Consequently, although the detention center has a design capacity of a maximum 283 inmates, the CCDC is limited to no more than 269 detainees. The remaining space is reserved for isolating inmates who contract COVID-19 or any other contagious ailment in the future.

Since May 19, 2020, additional Comanche County detainees have been lodged in the Tillman County Law Enforcement Center at Frederick at a cost of $45 each day per inmate.

JJ Francais, mayor-elect of Elgin, emailed Cargill Tuesday night, charging the commissioner with “put[ting] forth a plan that sought to cripple the rural areas of the county solely to fund the detention center” when there are “no current plans to improve the jail or make any real changes other than throwing more money at it.”

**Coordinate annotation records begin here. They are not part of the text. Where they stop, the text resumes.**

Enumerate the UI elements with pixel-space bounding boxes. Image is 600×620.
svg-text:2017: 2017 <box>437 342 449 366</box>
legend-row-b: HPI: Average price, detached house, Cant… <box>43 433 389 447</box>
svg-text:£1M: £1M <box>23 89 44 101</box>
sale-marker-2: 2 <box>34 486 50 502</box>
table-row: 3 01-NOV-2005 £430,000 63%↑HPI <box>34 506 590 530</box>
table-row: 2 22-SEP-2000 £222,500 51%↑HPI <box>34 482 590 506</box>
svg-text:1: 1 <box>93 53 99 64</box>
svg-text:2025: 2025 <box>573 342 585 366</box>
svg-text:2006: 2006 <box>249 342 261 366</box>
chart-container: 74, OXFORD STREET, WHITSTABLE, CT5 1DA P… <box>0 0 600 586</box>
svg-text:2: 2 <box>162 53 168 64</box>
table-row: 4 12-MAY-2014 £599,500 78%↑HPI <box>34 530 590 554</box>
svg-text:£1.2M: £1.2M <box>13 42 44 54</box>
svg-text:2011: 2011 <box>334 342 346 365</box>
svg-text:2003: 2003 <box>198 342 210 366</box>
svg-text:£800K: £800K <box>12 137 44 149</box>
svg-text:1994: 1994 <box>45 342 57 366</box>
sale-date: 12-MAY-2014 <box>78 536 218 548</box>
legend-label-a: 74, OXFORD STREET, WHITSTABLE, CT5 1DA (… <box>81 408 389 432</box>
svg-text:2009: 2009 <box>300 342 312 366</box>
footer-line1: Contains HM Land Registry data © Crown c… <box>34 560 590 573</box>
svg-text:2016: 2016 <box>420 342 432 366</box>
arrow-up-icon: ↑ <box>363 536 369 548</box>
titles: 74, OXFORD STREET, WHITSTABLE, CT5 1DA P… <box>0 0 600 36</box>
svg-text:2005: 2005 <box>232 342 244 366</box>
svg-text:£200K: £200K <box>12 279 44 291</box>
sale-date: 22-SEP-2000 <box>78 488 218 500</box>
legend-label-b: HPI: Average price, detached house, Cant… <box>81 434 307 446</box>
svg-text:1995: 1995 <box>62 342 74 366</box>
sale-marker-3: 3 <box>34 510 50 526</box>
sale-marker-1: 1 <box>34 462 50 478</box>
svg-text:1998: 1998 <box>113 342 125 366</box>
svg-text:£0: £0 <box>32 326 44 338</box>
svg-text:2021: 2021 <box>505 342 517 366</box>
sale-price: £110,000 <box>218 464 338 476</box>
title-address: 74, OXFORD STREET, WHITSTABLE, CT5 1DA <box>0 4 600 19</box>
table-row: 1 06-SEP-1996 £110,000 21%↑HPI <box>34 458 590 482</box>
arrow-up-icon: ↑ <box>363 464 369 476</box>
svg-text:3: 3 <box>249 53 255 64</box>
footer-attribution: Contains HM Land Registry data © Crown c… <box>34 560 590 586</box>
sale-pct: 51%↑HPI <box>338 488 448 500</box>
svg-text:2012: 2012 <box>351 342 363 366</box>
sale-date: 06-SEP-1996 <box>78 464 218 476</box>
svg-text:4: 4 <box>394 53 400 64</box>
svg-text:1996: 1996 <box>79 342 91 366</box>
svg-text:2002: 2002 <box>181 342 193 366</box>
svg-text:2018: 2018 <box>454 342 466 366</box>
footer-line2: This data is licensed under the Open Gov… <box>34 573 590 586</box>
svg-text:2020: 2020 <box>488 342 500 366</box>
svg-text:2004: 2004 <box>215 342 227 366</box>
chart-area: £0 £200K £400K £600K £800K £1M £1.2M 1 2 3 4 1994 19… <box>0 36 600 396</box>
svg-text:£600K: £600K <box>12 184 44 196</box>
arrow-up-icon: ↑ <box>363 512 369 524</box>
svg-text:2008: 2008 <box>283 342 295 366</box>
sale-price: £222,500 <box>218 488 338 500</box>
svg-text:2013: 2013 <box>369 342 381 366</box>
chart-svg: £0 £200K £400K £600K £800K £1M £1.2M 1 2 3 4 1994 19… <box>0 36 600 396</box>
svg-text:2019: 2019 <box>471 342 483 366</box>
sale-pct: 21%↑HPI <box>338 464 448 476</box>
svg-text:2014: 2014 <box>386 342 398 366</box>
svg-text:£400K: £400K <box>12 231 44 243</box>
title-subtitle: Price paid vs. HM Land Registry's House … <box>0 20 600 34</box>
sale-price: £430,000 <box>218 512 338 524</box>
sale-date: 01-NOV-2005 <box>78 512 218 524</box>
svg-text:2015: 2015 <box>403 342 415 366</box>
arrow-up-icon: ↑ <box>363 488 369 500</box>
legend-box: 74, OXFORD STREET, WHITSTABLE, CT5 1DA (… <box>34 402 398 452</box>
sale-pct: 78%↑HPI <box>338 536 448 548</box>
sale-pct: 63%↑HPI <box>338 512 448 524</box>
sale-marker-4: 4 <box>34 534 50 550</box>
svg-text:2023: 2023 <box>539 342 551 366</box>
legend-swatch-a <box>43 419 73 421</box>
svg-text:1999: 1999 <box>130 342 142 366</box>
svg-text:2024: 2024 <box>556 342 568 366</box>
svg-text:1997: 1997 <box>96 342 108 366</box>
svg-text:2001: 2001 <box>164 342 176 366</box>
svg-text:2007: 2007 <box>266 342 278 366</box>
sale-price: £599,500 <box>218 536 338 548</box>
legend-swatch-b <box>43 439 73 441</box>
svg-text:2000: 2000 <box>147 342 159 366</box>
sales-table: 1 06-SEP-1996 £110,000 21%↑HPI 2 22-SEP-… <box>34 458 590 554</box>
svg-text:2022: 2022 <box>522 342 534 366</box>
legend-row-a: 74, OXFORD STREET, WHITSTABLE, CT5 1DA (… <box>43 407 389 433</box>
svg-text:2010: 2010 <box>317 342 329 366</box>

Francais, who is the associate publisher of Southwest Ledger, also emailed Owens, asking him whether the CCIDA is “effectively dead, or is there some hope that we can find another revenue source?” Francais asserted that the proposal approved in Tuesday’s election “gutted rural Oklahoma’s chances at economic development solely for a short-term, short-sighted fix for the detention center.”

“If any lesson or message was sent to the community by this election, it was the need for voter education and transparency,” said Alberto Rivas, assistant vice president of City National Bank. “This vote lacked that. It is the duty of government – whether county, city or state – to make sure the citizens are well aware and fully educated before any election. I think that many of us are fighting for transparency and want all of the facts laid out, pro and con. This election was an example of poor execution.”

Chad Hance, superintendent of Cache Public Schools, wrote on Facebook prior to the election that, “Some may have been urged to vote ‘no’ because of the reduction in funds to the CCIDA. The reason for this is the city of Lawton does not want its slush fund for their pet projects cut... For the most part this entity has been important in funding expansions for Goodyear and Silver Linings which are all necessary in our county, but very little has gone to rural Comanche County. Elgin has received zero dollars for any of their growth, while Cache has received some to help boost or entice economic growth...”

But J.P. Richard, chairman of the Comanche County Excise Board, had a different perspective.

“In spite of all the great things the CCIDA has done for us, we cannot escape the reality that the primary purpose of the county sales tax is to fund the jail, an unpleasant but necessary function of county government,” Richard wrote. “Even before the [corona]virus the jail was going negative and only leftover bond money and occasional advances from one of the contingency accounts kept it above water.” The county sales tax is “the only mechanism that is plausible, and we’ll just have to figure another way to fund CCIDA.”